The detailed response from the Department of Social Protection to the ICCL request relies on sections 29(1), 30(1), 32 (1)(c), 35 and 37(1) of the Freedom of Information Act.
Among other issues, these sections include grounds for refusal of a request based on “public interest” or that the “requester concerned would thereby become aware of a significant decision that the body proposes to make”.
ICCL director Liam Herrick said that the organisation is calling for full transparency on the legal basis for the public services card because it violates the privacy and data protection rights of people living in Ireland.
The ICCL also believes the card is not a necessary or proportionate system for achieving its aim.
“We have been campaigning against its introduction because it’s unnecessary, costly, and of questionable efficacy – and it targets in particular economically vulnerable people, such as those dependent on social welfare,” he said.
The ICCL’s 2017 annual report acknowledges that the right to privacy under the Irish Constitution and European and international human rights laws “is not absolute, and that the State may interfere with personal privacy in certain circumstances in the public interest.”
The ICCL says the key questions regarding the public services card are whether this systematic interference with personal privacy is in compliance with the basic requirements of the Constitution, EU law and ECHR law, given the card’s related biometric database.
In October 2017, Data Protection Commissioner Helen Dixon launched a formal probed into the legal basis for the public services card.
This report was presented in draft form to the Department in August 2018.
The ICCL termed the continued rollout of the card “deeply troubling”, given that a question hangs over its legality.
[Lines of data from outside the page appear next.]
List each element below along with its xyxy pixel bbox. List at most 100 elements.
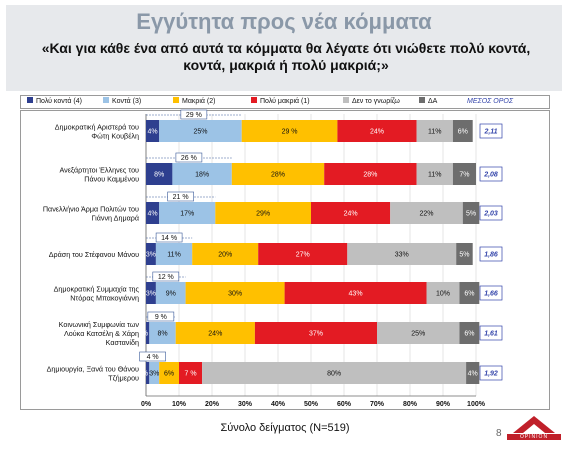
- data-label: 37%: [309, 331, 323, 338]
- data-label: 1%: [138, 371, 148, 378]
- bar-segment: [390, 202, 463, 224]
- x-tick-label: 80%: [403, 401, 418, 408]
- bar-segment: [452, 120, 473, 142]
- legend-swatch: [343, 97, 349, 104]
- average-box: [479, 205, 503, 221]
- data-label: 9%: [166, 291, 176, 298]
- x-tick-label: 20%: [205, 401, 220, 408]
- category-label: Λούκα Κατσέλη & Χάρη: [64, 329, 139, 338]
- bar-segment: [215, 202, 311, 224]
- legend-item-far: Μακριά (2): [173, 97, 215, 107]
- average-box: [479, 325, 503, 341]
- bar-segment: [337, 120, 417, 142]
- bar-segment: [159, 120, 242, 142]
- data-label: 28%: [363, 172, 377, 179]
- bar-segment: [426, 282, 460, 304]
- bar-segment: [146, 362, 150, 384]
- legend-item-dont-know: Δεν το γνωρίζω: [343, 97, 400, 107]
- plot-frame: [20, 110, 550, 410]
- close-total-label: 26 %: [181, 155, 197, 162]
- bar-segment: [155, 243, 193, 265]
- x-tick-label: 50%: [304, 401, 319, 408]
- data-label: 5%: [459, 252, 469, 259]
- x-tick-label: 60%: [337, 401, 352, 408]
- bar-segment: [149, 362, 160, 384]
- legend-item-no-answer: ΔΑ: [419, 97, 437, 107]
- data-label: 8%: [154, 172, 164, 179]
- close-total-label: 4 %: [147, 354, 159, 361]
- average-box: [479, 123, 503, 139]
- legend-swatch: [27, 97, 33, 104]
- bar-segment: [146, 282, 156, 304]
- x-tick-label: 30%: [238, 401, 253, 408]
- close-total-label: 14 %: [161, 235, 177, 242]
- bar-segment: [159, 362, 179, 384]
- category-label: Κοινωνική Συμφωνία των: [59, 320, 140, 329]
- bar-segment: [146, 163, 173, 185]
- legend-swatch: [103, 97, 109, 104]
- category-label: Δημοκρατική Συμμαχία της: [54, 285, 140, 294]
- close-total-box: [167, 191, 194, 202]
- data-label: 24%: [208, 331, 222, 338]
- chart-legend: Πολύ κοντά (4) Κοντά (3) Μακριά (2) Πολύ…: [20, 95, 550, 109]
- category-label: Γιάννη Δημαρά: [91, 214, 139, 223]
- data-label: 22%: [419, 211, 433, 218]
- legend-item-very-close: Πολύ κοντά (4): [27, 97, 82, 107]
- bar-segment: [172, 163, 232, 185]
- logo-text: OPINION: [507, 434, 561, 440]
- data-label: 25%: [411, 331, 425, 338]
- close-total-label: 21 %: [173, 194, 189, 201]
- data-label: 7%: [459, 172, 469, 179]
- data-label: 1%: [138, 331, 148, 338]
- average-value: 1,61: [484, 331, 498, 338]
- bar-segment: [466, 362, 480, 384]
- data-label: 43%: [349, 291, 363, 298]
- close-total-box: [147, 311, 175, 322]
- data-label: 5%: [466, 211, 476, 218]
- category-label: Πανελλήνιο Άρμα Πολιτών του: [43, 205, 139, 214]
- bar-segment: [202, 362, 467, 384]
- legend-item-close: Κοντά (3): [103, 97, 141, 107]
- close-total-box: [139, 351, 166, 362]
- category-label: Φώτη Κουβέλη: [91, 132, 139, 141]
- x-tick-label: 40%: [271, 401, 286, 408]
- legend-item-very-far: Πολύ μακριά (1): [251, 97, 310, 107]
- page-title: Εγγύτητα προς νέα κόμματα: [136, 9, 432, 34]
- bar-segment: [377, 322, 460, 344]
- data-label: 11%: [167, 252, 181, 259]
- bar-segment: [175, 322, 255, 344]
- question-text: «Και για κάθε ένα από αυτά τα κόμματα θα…: [41, 40, 531, 73]
- category-label: Πάνου Καμμένου: [84, 175, 139, 184]
- bar-segment: [311, 202, 391, 224]
- average-box: [479, 166, 503, 182]
- bar-segment: [185, 282, 285, 304]
- close-total-box: [152, 271, 180, 282]
- close-total-box: [180, 109, 208, 120]
- data-label: 27%: [296, 252, 310, 259]
- data-label: 3%: [146, 291, 156, 298]
- bar-segment: [456, 243, 473, 265]
- data-label: 25%: [193, 129, 207, 136]
- data-label: 33%: [395, 252, 409, 259]
- bar-segment: [416, 120, 453, 142]
- legend-swatch: [251, 97, 257, 104]
- opinion-logo-icon: [513, 416, 555, 433]
- category-label: Δράση του Στέφανου Μάνου: [49, 250, 139, 259]
- bar-segment: [324, 163, 417, 185]
- average-value: 2,03: [483, 211, 498, 218]
- data-label: 4%: [148, 211, 158, 218]
- bar-segment: [347, 243, 457, 265]
- data-label: 4%: [148, 129, 158, 136]
- bar-segment: [179, 362, 203, 384]
- page-number: 8: [496, 428, 502, 439]
- bar-segment: [146, 243, 156, 265]
- close-total-label: 29 %: [186, 112, 202, 119]
- data-label: 6%: [464, 291, 474, 298]
- data-label: 18%: [195, 172, 209, 179]
- bar-segment: [231, 163, 325, 185]
- bar-segment: [241, 120, 338, 142]
- x-tick-label: 0%: [141, 401, 152, 408]
- data-label: 4%: [468, 371, 478, 378]
- bar-segment: [284, 282, 427, 304]
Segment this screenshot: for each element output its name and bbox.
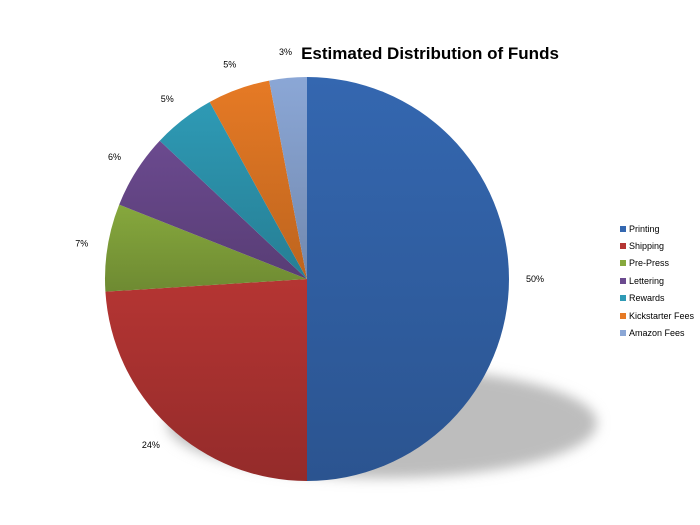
data-label-shipping: 24% [142,440,160,450]
pie-slice-rewards [159,101,307,279]
data-labels: 50% 24% 7% 6% 5% 5% 3% [75,47,544,450]
legend-label: Lettering [629,275,665,286]
legend-label: Printing [629,223,660,234]
data-label-rewards: 5% [161,94,174,104]
data-label-amazon-fees: 3% [279,47,292,57]
legend-item-rewards: Rewards [620,290,694,307]
legend-item-lettering: Lettering [620,272,694,289]
legend-item-kickstarter-fees: Kickstarter Fees [620,307,694,324]
chart-title: Estimated Distribution of Funds [301,44,559,63]
legend-swatch [620,312,626,319]
legend-label: Amazon Fees [629,328,685,339]
legend-swatch [620,260,626,267]
pie-slice-kickstarter-fees [209,80,307,279]
legend-swatch [620,277,626,284]
pie-slice-pre-press [104,204,307,292]
chart-legend: Printing Shipping Pre-Press Lettering Reward… [620,220,694,342]
pie-slice-printing [307,77,509,481]
pie-slices [104,77,509,481]
legend-swatch [620,243,626,250]
data-label-kickstarter-fees: 5% [223,59,236,69]
legend-swatch [620,295,626,302]
legend-label: Kickstarter Fees [629,310,695,321]
pie-slice-amazon-fees [269,77,307,279]
legend-label: Pre-Press [629,258,670,269]
pie-slice-shipping [105,279,308,481]
legend-label: Rewards [629,293,665,304]
legend-label: Shipping [629,241,665,252]
data-label-lettering: 6% [108,152,121,162]
pie-slice-lettering [119,140,307,279]
legend-item-amazon-fees: Amazon Fees [620,324,694,341]
data-label-pre-press: 7% [75,238,88,248]
legend-item-printing: Printing [620,220,694,237]
legend-swatch [620,225,626,232]
legend-item-shipping: Shipping [620,237,694,254]
legend-swatch [620,330,626,337]
data-label-printing: 50% [526,274,544,284]
legend-item-pre-press: Pre-Press [620,255,694,272]
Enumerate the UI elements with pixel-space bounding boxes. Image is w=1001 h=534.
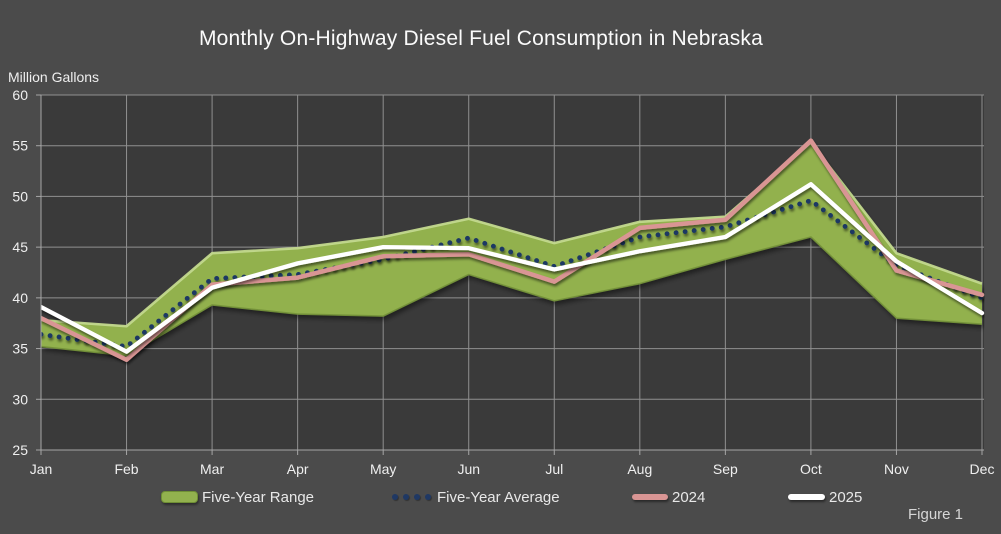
y-tick-label: 30 — [12, 391, 28, 407]
x-tick-label: Sep — [713, 461, 738, 477]
series-2025-swatch-icon — [788, 494, 825, 500]
legend-label-five-year-range: Five-Year Range — [202, 488, 315, 506]
five-year-average-swatch-icon — [392, 494, 431, 500]
y-tick-label: 55 — [12, 138, 28, 154]
y-tick-label: 50 — [12, 188, 28, 204]
y-axis-title: Million Gallons — [8, 69, 100, 85]
x-tick-label: May — [370, 461, 396, 477]
chart-title: Monthly On-Highway Diesel Fuel Consumpti… — [198, 27, 764, 50]
range-band-fill — [41, 142, 982, 356]
legend-label-five-year-average: Five-Year Average — [437, 488, 560, 506]
y-tick-label: 25 — [12, 442, 28, 458]
y-tick-label: 45 — [12, 239, 28, 255]
x-tick-label: Apr — [287, 461, 309, 477]
legend-label-2024: 2024 — [672, 488, 706, 506]
legend: Five-Year Range Five-Year Average 2024 2… — [0, 485, 1001, 509]
y-tick-label: 40 — [12, 290, 28, 306]
y-tick-label: 60 — [12, 87, 28, 103]
x-tick-label: Nov — [884, 461, 909, 477]
legend-label-2025: 2025 — [829, 488, 863, 506]
range-band-bottom-edge — [40, 236, 983, 357]
x-tick-label: Jan — [30, 461, 53, 477]
x-tick-label: Mar — [200, 461, 224, 477]
x-tick-label: Aug — [627, 461, 652, 477]
axes — [36, 94, 984, 455]
legend-item-five-year-range: Five-Year Range — [161, 485, 314, 509]
five-year-range-swatch-icon — [161, 491, 198, 503]
legend-item-2024: 2024 — [632, 485, 705, 509]
figure-label: Figure 1 — [908, 506, 964, 523]
legend-item-2025: 2025 — [788, 485, 862, 509]
x-tick-label: Feb — [114, 461, 138, 477]
x-tick-label: Dec — [970, 461, 995, 477]
x-tick-label: Jun — [457, 461, 480, 477]
x-tick-label: Jul — [545, 461, 563, 477]
series-2025-line — [40, 182, 985, 354]
x-tick-label: Oct — [800, 461, 822, 477]
y-tick-label: 35 — [12, 341, 28, 357]
tick-labels: 25 30 35 40 45 50 55 60 Jan Feb Mar Apr May Jun Jul Aug… — [12, 87, 994, 477]
legend-item-five-year-average: Five-Year Average — [392, 485, 560, 509]
series-2024-swatch-icon — [632, 494, 668, 500]
five-year-average-line — [40, 198, 985, 349]
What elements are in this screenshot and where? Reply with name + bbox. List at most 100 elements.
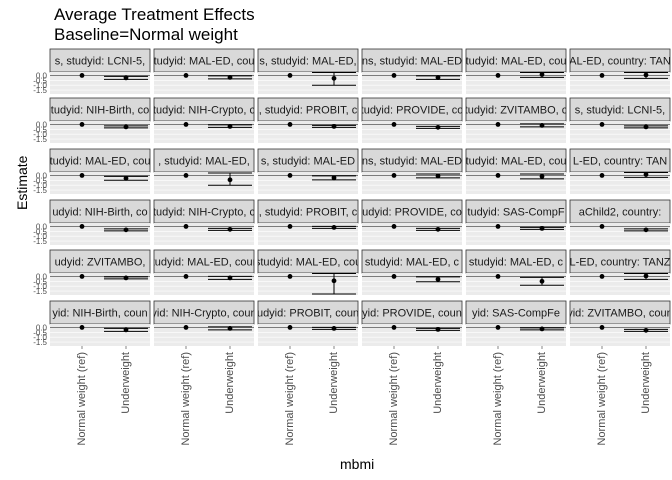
facet-strip-label: aChild2, country: (579, 207, 662, 219)
facet-strip-label: yid: PROVIDE, coun (362, 308, 462, 320)
y-tick-label: 0.0 (36, 71, 48, 80)
facet-panel-18: L-ED, country: TAN (569, 148, 671, 194)
point-underweight (331, 278, 337, 284)
point-reference (183, 173, 189, 178)
y-tick-label: -1.5 (33, 338, 47, 347)
facet-panel-26: studyid: MAL-ED, count (146, 249, 262, 295)
facet-strip-label: s, studyid: MAL-ED (261, 156, 355, 168)
point-underweight (123, 175, 129, 181)
point-reference (599, 73, 605, 78)
facet-panel-19: udyid: NIH-Birth, co 0.0-0.5-1.0-1.5 (33, 199, 151, 246)
y-tick-label: -1.0 (33, 130, 47, 139)
x-tick-label: Underweight (536, 352, 548, 414)
y-axis-title: Estimate (14, 155, 30, 210)
y-tick-label: -0.5 (33, 176, 47, 185)
facet-panel-24: aChild2, country: (569, 199, 671, 245)
facet-strip-label: tudyid: NIH-Crypto, c (153, 105, 256, 117)
facet-panel-10: tudyid: PROVIDE, co (361, 97, 463, 143)
point-underweight (435, 326, 441, 332)
point-reference (287, 274, 293, 279)
facet-panel-33: tudyid: PROBIT, count Normal weight (ref)… (257, 300, 359, 446)
facet-strip-label: yid: NIH-Crypto, coun (151, 308, 256, 320)
point-reference (287, 73, 293, 78)
y-tick-label: -0.5 (33, 328, 47, 337)
y-tick-label: -1.0 (33, 333, 47, 342)
point-underweight (331, 326, 337, 331)
x-tick-label: Normal weight (ref) (388, 352, 400, 446)
point-reference (183, 73, 189, 78)
y-tick-label: -0.5 (33, 227, 47, 236)
point-underweight (227, 74, 233, 80)
facet-panel-15: s, studyid: MAL-ED (257, 148, 359, 194)
point-reference (287, 224, 293, 229)
facet-strip-label: yid: SAS-CompFe (472, 308, 560, 320)
point-underweight (643, 273, 649, 279)
point-underweight (123, 124, 129, 130)
panel-background (570, 72, 670, 94)
point-reference (391, 173, 397, 178)
point-underweight (435, 276, 441, 282)
facet-panel-23: tudyid: SAS-CompF (465, 199, 567, 245)
facet-panel-17: tudyid: MAL-ED, cou (465, 148, 567, 194)
facet-panel-36: yid: ZVITAMBO, coun Normal weight (ref) Un… (569, 300, 671, 446)
facet-panel-35: yid: SAS-CompFe Normal weight (ref) Underw… (465, 300, 567, 446)
point-underweight (643, 72, 649, 78)
point-reference (79, 325, 85, 330)
point-underweight (643, 172, 649, 177)
y-tick-label: -1.5 (33, 237, 47, 246)
point-underweight (539, 225, 545, 231)
facet-panel-31: yid: NIH-Birth, coun 0.0-0.5-1.0-1.5 Norma… (33, 300, 151, 446)
point-underweight (227, 226, 233, 232)
point-reference (495, 224, 501, 229)
facet-strip-label: , studyid: PROBIT, c (259, 207, 358, 219)
facet-panel-9: , studyid: PROBIT, c (257, 97, 359, 143)
point-underweight (331, 175, 337, 181)
point-underweight (643, 327, 649, 333)
panel-background (570, 273, 670, 295)
facet-strip-label: studyid: MAL-ED, count (146, 257, 262, 269)
facet-panel-7: tudyid: NIH-Birth, co0.0-0.5-1.0-1.5 (33, 97, 151, 144)
facet-strip-label: yid: NIH-Birth, coun (52, 308, 147, 320)
point-reference (183, 122, 189, 127)
facet-panel-1: s, studyid: LCNI-5, 0.0-0.5-1.0-1.5 (33, 48, 151, 95)
y-tick-label: -1.5 (33, 186, 47, 195)
facet-strip-label: L-ED, country: TAN (573, 156, 667, 168)
point-reference (495, 122, 501, 127)
point-reference (391, 325, 397, 330)
facet-strip-label: s, studyid: LCNI-5, (55, 56, 145, 68)
point-underweight (227, 326, 233, 331)
point-reference (79, 274, 85, 279)
facet-panel-20: tudyid: NIH-Crypto, c (153, 199, 255, 245)
point-reference (183, 224, 189, 229)
point-underweight (643, 124, 649, 130)
facet-panel-25: udyid: ZVITAMBO, 0.0-0.5-1.0-1.5 (33, 249, 151, 296)
facet-strip-label: ns, studyid: MAL-ED (362, 156, 462, 168)
facet-panel-5: tudyid: MAL-ED, cou (465, 48, 567, 94)
x-tick-label: Underweight (120, 352, 132, 414)
point-underweight (435, 226, 441, 232)
panel-background (258, 273, 358, 295)
point-underweight (331, 75, 337, 81)
facet-panel-27: studyid: MAL-ED, cou (257, 249, 359, 295)
facet-panel-6: AL-ED, country: TAN (569, 48, 671, 94)
point-underweight (643, 227, 649, 233)
panel-background (154, 172, 254, 194)
point-underweight (539, 72, 545, 77)
point-reference (79, 224, 85, 229)
facet-strip-label: AL-ED, country: TAN (569, 56, 671, 68)
facet-panel-2: tudyid: MAL-ED, cou (153, 48, 255, 94)
facet-strip-label: tudyid: SAS-CompF (467, 207, 564, 219)
facet-strip-label: s, studyid: LCNI-5, (575, 105, 665, 117)
chart-title: Average Treatment Effects (54, 5, 255, 24)
facet-panel-4: ns, studyid: MAL-ED (361, 48, 463, 94)
point-underweight (123, 275, 129, 281)
y-tick-label: 0.0 (36, 171, 48, 180)
point-reference (599, 274, 605, 279)
point-reference (391, 73, 397, 78)
y-tick-label: -1.5 (33, 287, 47, 296)
y-tick-label: -1.0 (33, 232, 47, 241)
x-tick-label: Underweight (640, 352, 652, 414)
point-reference (79, 122, 85, 127)
facet-strip-label: tudyid: NIH-Birth, co (51, 105, 149, 117)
The ICCL believes that the card is a disproportionate interference in personal privacy.
ICCL will appeal the refusal to the Office of the Information Commissioner.
Meanwhile, Doireann Ansbro, formerly of the International Commission of Jurists, has joined the ICCL as a research and policy officer.
Clarification: the original version of this article was edited on Wednesday, 23 January 2018.
Following clarification on the matter, a reference to ICCL being “funded in part by the Open Society Foundation (OSF), led by billionaire George Soros” was removed.
The Gazette apologises for any misunderstanding that may have arisen as a result.